Berawal dari situasi sepak pojok, Hazem Mastouri sukses menyundul bola ke sudut gawang Belanda setelah lepas dari pengawalan Tijjani Reijnders.
Skor berubah menjadi 2-1 dan membangkitkan semangat permainan Tunisia.
Momentum tersebut tak bertahan lama.
Pada menit ke-61, Belanda kembali menjauh melalui situasi sepak pojok. Sundulan Jan Paul van Hecke sempat mengenai pemain Tunisia sebelum akhirnya bersarang di dalam gawang.
Gol itu memastikan Belanda kembali unggul dua gol dengan skor 3-1.
Koeman Rotasi Pemain, Tunisia Gagal Bangkit
Setelah memastikan keunggulan, Ronald Koeman mulai melakukan sejumlah pergantian pemain untuk menjaga kebugaran tim.
Justin Kluivert, Crysencio Summerville, Teun Koopmeiners, Memphis Depay, hingga Noa Lang diturunkan guna menjaga intensitas permainan.
Sementara itu, Tunisia juga mencoba menyegarkan skuad dengan memasukkan beberapa pemain, termasuk Elias Achouri, Firas Chaouat, Sebastian Tounekti, Mohamed Ali Ben Romdhane, dan Ben Ouanes.
Peluang terbaik Tunisia pada sisa pertandingan hadir di menit ke-77 ketika Hannibal Mejbri melepaskan tembakan keras dari luar kotak penalti.

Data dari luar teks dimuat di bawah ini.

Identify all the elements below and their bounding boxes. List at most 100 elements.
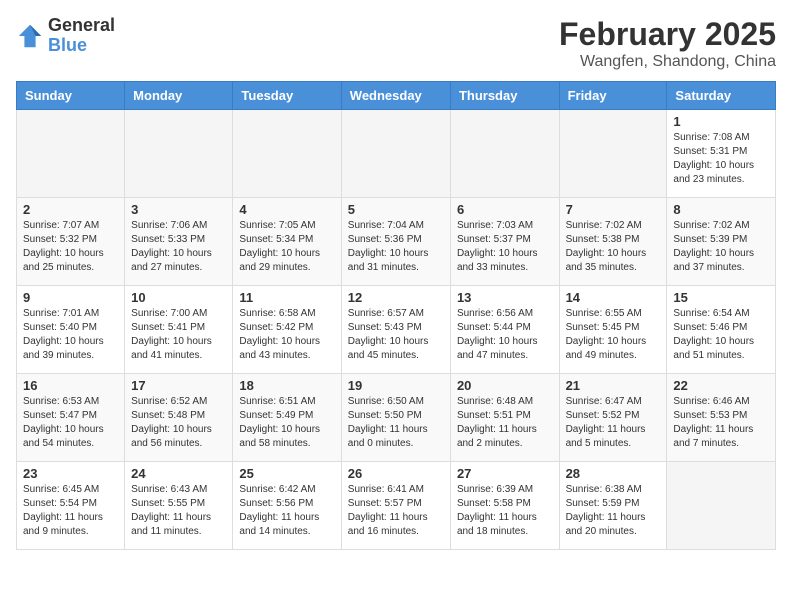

Namun, Bart Verbruggen kembali menunjukkan kualitasnya dengan melakukan penyelamatan gemilang.
Belanda juga sempat memperoleh peluang melalui tendangan bebas Nathan Aké pada menit ke-80, tetapi bola masih melebar dari sasaran.
Hingga masa injury time berakhir, Tunisia gagal menciptakan gol tambahan meski sempat mendapatkan sepak pojok pada menit ke-93.
Peluit panjang akhirnya mengakhiri pertandingan dengan skor 3-1 untuk kemenangan Belanda.
Hasil tersebut memastikan De Oranje melangkah ke babak gugur sebagai juara Grup F dengan koleksi tujuh poin.
Sedangkan Tunisia harus mengakhiri kiprahnya di Piala Dunia 2026 setelah tersingkir pada fase grup.
Susunan pemain Tunisia vs Belanda
Lineup Tunisia: Aymen Dahmen; Ali Abdi, Montassar Talbi, Yan Valery, Mohamed Amine Ben Hmida; Hannibal Mejbri, Ismael Gharbi, Rani Khedira; Ellyes Skhiri, Anis Slimane, Hazem Mastouri.
Pelatih: Herve Renard
Lineup Belanda: Bart Verbruggen; Denzel Dumfries, Jan Paul van Hecke, Virgil van Dijk, Nathan Ake; Ryan Gravenberch, Frenkie de Jong, Tijjani Reijnders; Cody Gakpo, Donyell Malen, Brian Brobbey.